Social media giants have a crucial role to play in this year’s German election - Mozilla will be watching them

In September, people across Germany will go to the polls for the first major election in a G7 country since the 2020 US Elections. In an election where Chancellor Angela Merkel will be stepping down, everything is to play for. We already know that social media will be a crucial battleground for the German election, but what are social media giants doing to stem the tide of election-related misinformation and disinformation?

It is now well understood that social media platforms play a critical role in the spread of election mis- and disinformation, and that they have a range of interventions at their disposal.

And already, reports of underhanded tactics by bad actors in Germany are coming to light – a theme unfortunately now emerging as a common fixture in modern elections worldwide.

We’re concerned by the potential impact of misinformation on the democratic process, so today Mozilla is announcing it will track the policies of the big 5 social media platforms in the lead-up to election day in Germany. We’re also going to compare what platforms did in the United States. Will they put in the same effort for an election outside the U.S., where English isn’t the primary language?
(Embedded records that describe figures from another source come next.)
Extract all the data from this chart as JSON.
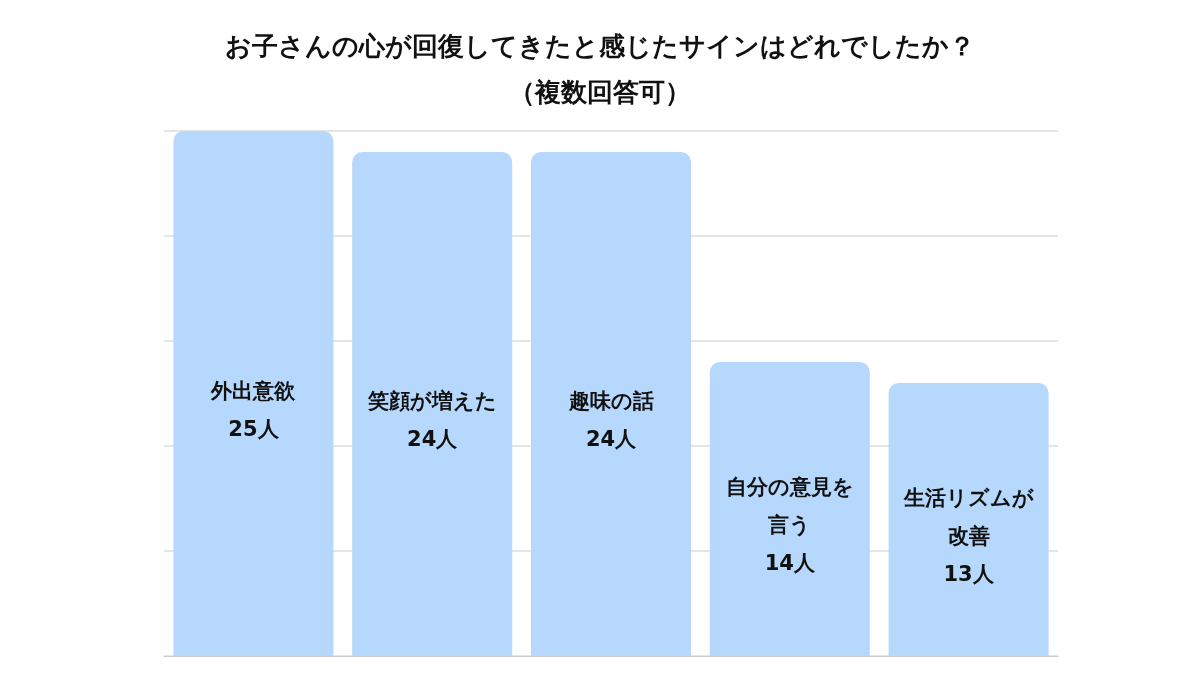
{
  "chart_data": {
    "type": "bar",
    "title": "お子さんの心が回復してきたと感じたサインはどれでしたか？",
    "subtitle": "（複数回答可）",
    "categories": [
      "外出意欲",
      "笑顔が増えた",
      "趣味の話",
      "自分の意見を言う",
      "生活リズムが改善"
    ],
    "values": [
      25,
      24,
      24,
      14,
      13
    ],
    "value_labels": [
      "25人",
      "24人",
      "24人",
      "14人",
      "13人"
    ],
    "color": "#b6d8fc",
    "ylim": [
      0,
      25
    ],
    "yticks": [
      {
        "value": 0,
        "label": null
      },
      {
        "value": 5,
        "label": null
      },
      {
        "value": 10,
        "label": null
      },
      {
        "value": 15,
        "label": null
      },
      {
        "value": 20,
        "label": null
      },
      {
        "value": 25,
        "label": null
      }
    ],
    "grid": "y",
    "tick_labels": false
  }
}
In the coming weeks, we will be analysing the approaches platforms take in Germany in real-time as they’re released. We’ll specifically look at Facebook/Instagram, Youtube, TikTok and Twitter.

Our recommendations to social media companies for Germany’s 2021 Bundestag election can be summed up in six words: Start yesterday, and keep it up.
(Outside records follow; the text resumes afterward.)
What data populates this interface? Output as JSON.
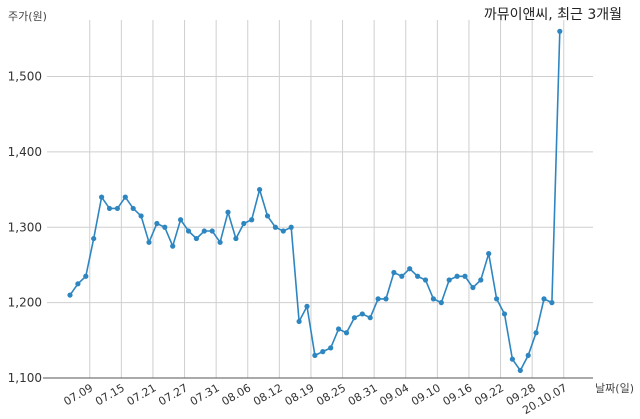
{
  "chart_data": {
    "type": "line",
    "title": "까뮤이앤씨, 최근 3개월",
    "ylabel": "주가(원)",
    "xlabel": "날짜(일)",
    "ylim": [
      1100,
      1575
    ],
    "yticks": [
      1100,
      1200,
      1300,
      1400,
      1500
    ],
    "ytick_labels": [
      "1,100",
      "1,200",
      "1,300",
      "1,400",
      "1,500"
    ],
    "grid": true,
    "xtick_labels": [
      "07.09",
      "07.15",
      "07.21",
      "07.27",
      "07.31",
      "08.06",
      "08.12",
      "08.19",
      "08.25",
      "08.31",
      "09.04",
      "09.10",
      "09.16",
      "09.22",
      "09.28",
      "20.10.07"
    ],
    "xtick_positions": [
      2.5,
      6.5,
      10.5,
      14.5,
      18.5,
      22.5,
      26.5,
      30.5,
      34.5,
      38.5,
      42.5,
      46.5,
      50.5,
      54.5,
      58.5,
      62.5
    ],
    "series": [
      {
        "color": "#2e86c1",
        "values": [
          1210,
          1225,
          1235,
          1285,
          1340,
          1325,
          1325,
          1340,
          1325,
          1315,
          1280,
          1305,
          1300,
          1275,
          1310,
          1295,
          1285,
          1295,
          1295,
          1280,
          1320,
          1285,
          1305,
          1310,
          1350,
          1315,
          1300,
          1295,
          1300,
          1175,
          1195,
          1130,
          1135,
          1140,
          1165,
          1160,
          1180,
          1185,
          1180,
          1205,
          1205,
          1240,
          1235,
          1245,
          1235,
          1230,
          1205,
          1200,
          1230,
          1235,
          1235,
          1220,
          1230,
          1265,
          1205,
          1185,
          1125,
          1110,
          1130,
          1160,
          1205,
          1200,
          1560
        ]
      }
    ]
  }
}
To preserve election integrity, social media platforms have a range of interventions at their disposal. Immediately, we’d like to see:

  • Sustained efforts, starting earlier: The greatest activity the US election cycle came in the weeks just prior to and then after the actual election, when platforms were reacting to entrenched misinformation campaigns and arguably much of the damage from misinformation had already been done. Platforms should be more proactive in order to avoid being cornered into reaction.
  • Lessons from the US elections applied in Germany (and other countries): Platforms now have little excuse not to intervene to protect election integrity. These efforts will demand increased resources in language and cultural understanding to appropriately engage within the German context.
  • More transparency and data about impacts: Today only the platforms themselves are in a position to understand and assess the impact of their interventions. By releasing more data, platforms could enable third-party researchers, journalists, policymakers and the public to better independently evaluate the impact of these policies on election-related misinformation.
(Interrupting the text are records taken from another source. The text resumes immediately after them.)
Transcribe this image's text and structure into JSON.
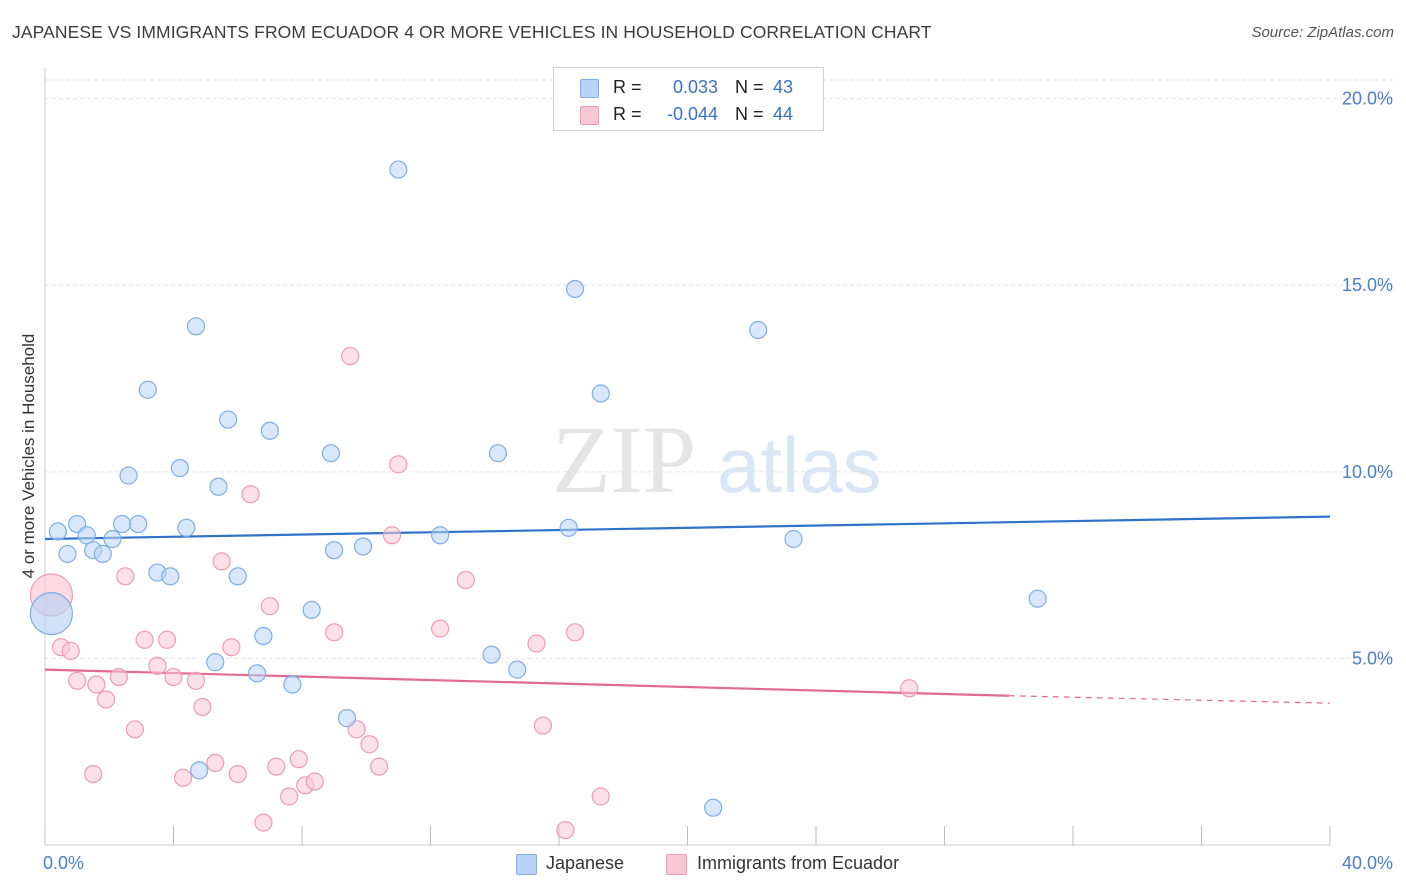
{
  "title": "JAPANESE VS IMMIGRANTS FROM ECUADOR 4 OR MORE VEHICLES IN HOUSEHOLD CORRELATION CHART",
  "source": "Source: ZipAtlas.com",
  "watermark": {
    "zip": "ZIP",
    "atlas": "atlas"
  },
  "stats": {
    "japanese": {
      "r_label": "R =",
      "r_value": "0.033",
      "n_label": "N =",
      "n_value": "43"
    },
    "ecuador": {
      "r_label": "R =",
      "r_value": "-0.044",
      "n_label": "N =",
      "n_value": "44"
    }
  },
  "legend": {
    "japanese": "Japanese",
    "ecuador": "Immigrants from Ecuador"
  },
  "colors": {
    "japanese_fill": "#b8d3f4",
    "japanese_stroke": "#7eaee6",
    "japanese_line": "#2f72c9",
    "ecuador_fill": "#f9c6d6",
    "ecuador_stroke": "#ee9bb5",
    "ecuador_line": "#e2698f",
    "tick_text": "#4a7ec8",
    "grid": "#e3e3e3"
  },
  "chart_data": {
    "type": "scatter",
    "title": "JAPANESE VS IMMIGRANTS FROM ECUADOR 4 OR MORE VEHICLES IN HOUSEHOLD CORRELATION CHART",
    "xlabel": "",
    "ylabel": "4 or more Vehicles in Household",
    "xlim": [
      0,
      40
    ],
    "ylim": [
      0,
      20.5
    ],
    "x_ticks": [
      "0.0%",
      "40.0%"
    ],
    "y_ticks": [
      {
        "value": 5,
        "label": "5.0%"
      },
      {
        "value": 10,
        "label": "10.0%"
      },
      {
        "value": 15,
        "label": "15.0%"
      },
      {
        "value": 20,
        "label": "20.0%"
      }
    ],
    "grid": true,
    "legend_position": "bottom-center",
    "series": [
      {
        "name": "Japanese",
        "trend": {
          "x0": 0,
          "y0": 8.2,
          "x1": 40,
          "y1": 8.8
        },
        "points": [
          [
            0.2,
            6.2
          ],
          [
            0.4,
            8.4
          ],
          [
            0.7,
            7.8
          ],
          [
            1.0,
            8.6
          ],
          [
            1.3,
            8.3
          ],
          [
            1.5,
            7.9
          ],
          [
            1.8,
            7.8
          ],
          [
            2.1,
            8.2
          ],
          [
            2.4,
            8.6
          ],
          [
            2.6,
            9.9
          ],
          [
            2.9,
            8.6
          ],
          [
            3.2,
            12.2
          ],
          [
            3.5,
            7.3
          ],
          [
            3.9,
            7.2
          ],
          [
            4.2,
            10.1
          ],
          [
            4.4,
            8.5
          ],
          [
            4.7,
            13.9
          ],
          [
            4.8,
            2.0
          ],
          [
            5.3,
            4.9
          ],
          [
            5.4,
            9.6
          ],
          [
            5.7,
            11.4
          ],
          [
            6.0,
            7.2
          ],
          [
            6.6,
            4.6
          ],
          [
            6.8,
            5.6
          ],
          [
            7.0,
            11.1
          ],
          [
            7.7,
            4.3
          ],
          [
            8.3,
            6.3
          ],
          [
            8.9,
            10.5
          ],
          [
            9.0,
            7.9
          ],
          [
            9.4,
            3.4
          ],
          [
            9.9,
            8.0
          ],
          [
            11.0,
            18.1
          ],
          [
            12.3,
            8.3
          ],
          [
            13.9,
            5.1
          ],
          [
            14.1,
            10.5
          ],
          [
            14.7,
            4.7
          ],
          [
            16.3,
            8.5
          ],
          [
            16.5,
            14.9
          ],
          [
            17.3,
            12.1
          ],
          [
            20.8,
            1.0
          ],
          [
            22.2,
            13.8
          ],
          [
            23.3,
            8.2
          ],
          [
            30.9,
            6.6
          ]
        ]
      },
      {
        "name": "Immigrants from Ecuador",
        "trend": {
          "x0": 0,
          "y0": 4.7,
          "x1": 30,
          "y1": 4.0,
          "dash_to_x": 40,
          "dash_to_y": 3.8
        },
        "points": [
          [
            0.2,
            6.7
          ],
          [
            0.5,
            5.3
          ],
          [
            0.8,
            5.2
          ],
          [
            1.0,
            4.4
          ],
          [
            1.5,
            1.9
          ],
          [
            1.6,
            4.3
          ],
          [
            1.9,
            3.9
          ],
          [
            2.3,
            4.5
          ],
          [
            2.5,
            7.2
          ],
          [
            2.8,
            3.1
          ],
          [
            3.1,
            5.5
          ],
          [
            3.5,
            4.8
          ],
          [
            3.8,
            5.5
          ],
          [
            4.0,
            4.5
          ],
          [
            4.3,
            1.8
          ],
          [
            4.7,
            4.4
          ],
          [
            4.9,
            3.7
          ],
          [
            5.3,
            2.2
          ],
          [
            5.5,
            7.6
          ],
          [
            5.8,
            5.3
          ],
          [
            6.0,
            1.9
          ],
          [
            6.4,
            9.4
          ],
          [
            6.8,
            0.6
          ],
          [
            7.0,
            6.4
          ],
          [
            7.2,
            2.1
          ],
          [
            7.6,
            1.3
          ],
          [
            7.9,
            2.3
          ],
          [
            8.1,
            1.6
          ],
          [
            8.4,
            1.7
          ],
          [
            9.0,
            5.7
          ],
          [
            9.5,
            13.1
          ],
          [
            9.7,
            3.1
          ],
          [
            10.1,
            2.7
          ],
          [
            10.4,
            2.1
          ],
          [
            10.8,
            8.3
          ],
          [
            11.0,
            10.2
          ],
          [
            12.3,
            5.8
          ],
          [
            13.1,
            7.1
          ],
          [
            15.3,
            5.4
          ],
          [
            15.5,
            3.2
          ],
          [
            16.2,
            0.4
          ],
          [
            16.5,
            5.7
          ],
          [
            17.3,
            1.3
          ],
          [
            26.9,
            4.2
          ]
        ]
      }
    ]
  }
}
Mozilla’s analysis from the US elections showed that despite new efforts to manage mis- and dis-information, the platforms left a lot to be desired when it came to protecting election integrity. Platforms did too little, too late to prevent material impacts from misinformation. Platforms were generally reactive rather than proactive, introducing temporary, sticking plaster solutions in response to bad news.

Our initial research shows that social media companies have yet to make any substantial policy changes before this election in Germany, while they also have already proven to be poor at enforcing policies to stem the tide of misinformation surrounding elections. For example, Facebook pledged to permanently stop recommending political and issue-based group recommendations, but is failing to enforce its own policy.

Three of the main political parties in Germany have already pledged to run fair campaigns online, in response to proposed codes of conduct for political parties put forward by civil society. However, there have already been attacks on election-integrity and the major platforms have yet to respond – much less take steps for prevention. As of now, the platforms seem unwilling to adjust their approach by limiting engagement or policing misinformation – they appear more interested in protecting their bottom line than protecting electoral integrity.

There remains a persistent lack of data about how well social media platforms enforce their policies and their impact on election misinformation. Mozilla is calling for public access to this data to improve trust in social media platforms and create a better understanding of which policies should be adopted for future elections.